From Jordan, we went straight to Truett Hurst, which is like going from Hell (if Hell be a vulgar room overstuffed with pretension and prosperous arrogant white people) to Heaven. The grounds are pretty, the wines are terrific (and reasonably priced), and the people there are knowledgeable and friendly, and there was none of that pretension nor arrogance nor nonsense.

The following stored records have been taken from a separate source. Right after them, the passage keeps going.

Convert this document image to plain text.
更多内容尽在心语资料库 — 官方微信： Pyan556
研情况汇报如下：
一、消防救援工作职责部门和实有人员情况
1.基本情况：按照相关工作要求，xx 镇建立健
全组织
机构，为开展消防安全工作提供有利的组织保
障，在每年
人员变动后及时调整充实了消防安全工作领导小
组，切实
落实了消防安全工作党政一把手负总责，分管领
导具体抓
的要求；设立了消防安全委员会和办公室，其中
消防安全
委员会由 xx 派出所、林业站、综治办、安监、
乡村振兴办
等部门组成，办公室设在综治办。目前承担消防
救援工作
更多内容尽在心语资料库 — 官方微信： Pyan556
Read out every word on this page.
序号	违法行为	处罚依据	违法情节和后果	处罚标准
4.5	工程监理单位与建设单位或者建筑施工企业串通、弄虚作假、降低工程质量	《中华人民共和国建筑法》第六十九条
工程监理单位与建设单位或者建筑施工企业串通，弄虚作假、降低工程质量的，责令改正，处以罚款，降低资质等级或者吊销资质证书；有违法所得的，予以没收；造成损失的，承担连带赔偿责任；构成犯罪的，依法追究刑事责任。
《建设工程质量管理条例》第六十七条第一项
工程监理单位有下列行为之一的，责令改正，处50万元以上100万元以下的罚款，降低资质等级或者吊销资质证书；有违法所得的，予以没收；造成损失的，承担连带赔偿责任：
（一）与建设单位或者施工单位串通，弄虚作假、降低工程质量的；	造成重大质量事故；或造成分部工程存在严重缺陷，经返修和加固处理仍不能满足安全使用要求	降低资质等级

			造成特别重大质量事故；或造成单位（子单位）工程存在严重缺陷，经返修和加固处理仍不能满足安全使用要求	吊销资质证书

P.S. Yet again, I managed to inspire a sudden and intense aversion in at least one other, simply by my presence. Sometimes, yes, my exuberance can be a big pill for some to swallow. But at Jordan, I was subdued and kept my observations to myself (except once, I could not refrain from whispering to E. that the woman was not only babbling gibberish the likes of which I've not heard since the last time Sarah Palin opened her mouth, hogwash that if you saw the words on a page would make ABSOLUTELY NO SENSE, and everyone was sitting around the table with serious and equally pompous attentive expressions, nodding as if they understood, but she made these pronouncements that were undeniably inaccurate, e.g., that phylloxera was a virus spread by the glassy winged sharp-shooter in the early part of the last century, thus hopelessly entangling and mixing up the two big threats to California vines, i.e., Pierce's disease and the phylloxera root louse, which may seem like no big deal, but it's like telling everyone you are an expert on World War II and then giving Archduke Ferdinand's assassination as the cause for the war, and also saying that it started in 1492), and yet, E. informed me that one woman was mad-dogging me from across the table. At the time, I didn't notice any stink-eye action, let alone that I was the object, but E. reported that the woman's attentions were marked. In our post-mortem, we tried to figure out what I had said or done; however, as I had said and done nothing, we chalked it up to that maybe her golf-shirted, big-gold-watch-wearing, rich white paunchy sexagenarian husband had checked out the landscape when I wasn't looking--I was wearing a dress with a bit of a view of the hills. (Not much. Just enough to keep life interesting. It's not like I went to the wineries looking like Anna Nicole, God bless her--although I wouldn't put it past myself if I had what she did. We all have an obligation to use what we've got.) Or maybe it, like so many things, has nothing to do with me at all and I just happened to bear a slight resemblance to that one neighbor with whom she squabbled over parking 20 years ago and has lain awake nights resenting ever since. Who knows. One of life's little mysteries.

2 comments:

e said...

Amen! So much of the valley is like a car commercial--drink too much at our winery and you will have hot babes and winding roads and a villa. They don't appreciate it for what it actually IS. No need to Disney this shit up--it's some of the most beautiful landscape and delicious wine in the world. Luckily I was traveling with you--what a wonderful guide you are, L. It was a unique experience to have a wine professional with me to compare and discuss what was happening. Like a great librarian, really--figuring out my taste and telling me what I might like next. Thank you.

L7 said...

So nice of you to say. I kept wondering if I were being tedious (in spite of your gracious assurances to the contrary). I told Darrel the wine guy at Whole Foods about Jordan and he thought it was very funny. He brought up the point that when people go on the wine tourist trip, none of them even really want to hear any of that about wine--they just want to drink a lot and then go home and tell everyone about their trip.

Next stop, Côtes du Rhône! After that, Rías Baixas.